Plotwise this reads like a hybrid of Back to the Future and Vonnegut’s The Sirens of Titan, with God thrown in to get the machine up and running. Like Winston Niles Rumfoord, Frannie McCabe has come unstuck in time, though the mechanism by which this is achieved alters at the author’s whim. First up he meets his seventeen-year-old self. Then he opens the door and steps out into the 1960s, getting to chat with his old man Future style and set pater’s mind at rest about a few things. After that he’s pulled forward into the body of his ninety-year-old self, but with none of that worthy’s memories, and so has to make sense of a strange future world. Finally, with our hero on his last legs, a boy scout troop of young McCabes steps in to help him out. And, as at the conclusion of Titan, Carroll presents us with a mind boggling concept at the back of it all, but whereas Vonnegut’s offering was a witty and ironic comment on the absurdity of life as we know it, Carroll seems to intend his to be taken seriously, the metaphysical raison d’être for all that takes place.

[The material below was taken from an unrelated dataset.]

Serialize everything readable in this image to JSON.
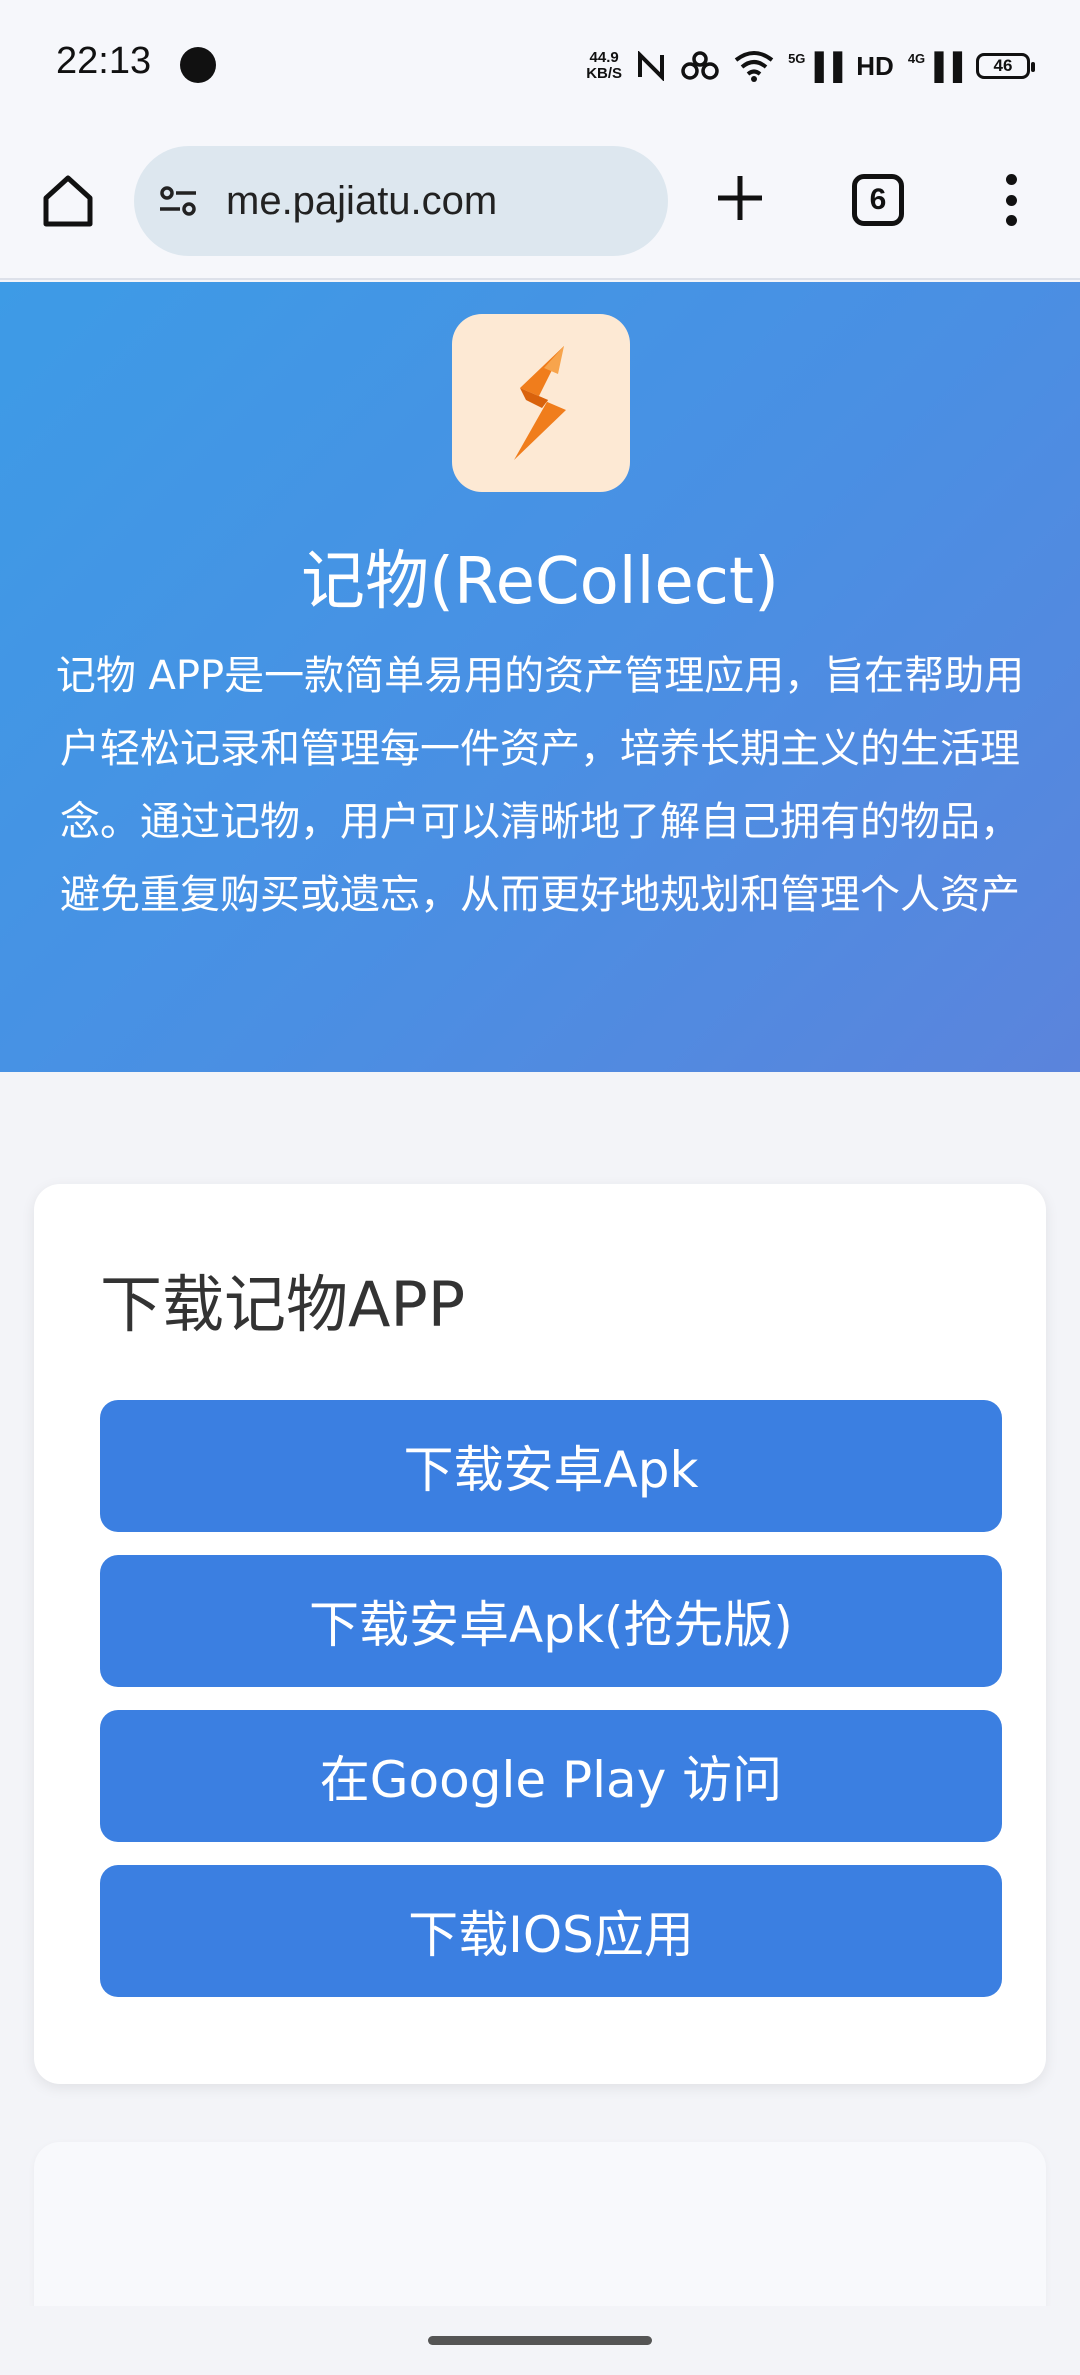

One of Carroll’s great strengths as a writer is that he takes time to create a believable reality before tampering with its structure, but with this book we’re in The Twilight Zone by page twenty (you could of course argue that the characters have already been introduced in Carroll’s two previous novels). In the promotional material much is made of the different outlooks of a seventeen-year-old and his mature self, but in the book this intriguing idea is simply a throwaway piece of invention, good for a few pages chat about what type of women McCabe Sr and Jr each prefer and how they take their coffee, but not a lot more than that. Most of the really good ideas in this book, the ones that would’ve made a cracking novel if they had been explored in any depth, are abandoned along the way as we race to the ending. Characterisation throughout seems perfunctory, so that it becomes hard to actually care what happens to these people as the shit keeps on keeping on. For all that Carroll continually ups the stakes you’re left with the impression that from the viewpoint of the individuals involved it all remains academic. And at the end we’re no further forward, just left clutching at the hint of yet more to come. This is a ramshackle novel from a writer capable of much better, one for whom sophistication is usually a defining quality. His method here seems to be to throw as much oddness as he can at the page in the hope that some of it will stick. Unfortunately it all sticks, resulting in a right old mess.

Anyone familiar with Carroll’s work is going to want to read this book, and never mind what any smart aleck reviewer has to say. Certainly I would. But for those who haven’t yet tried him out, please don’t start here.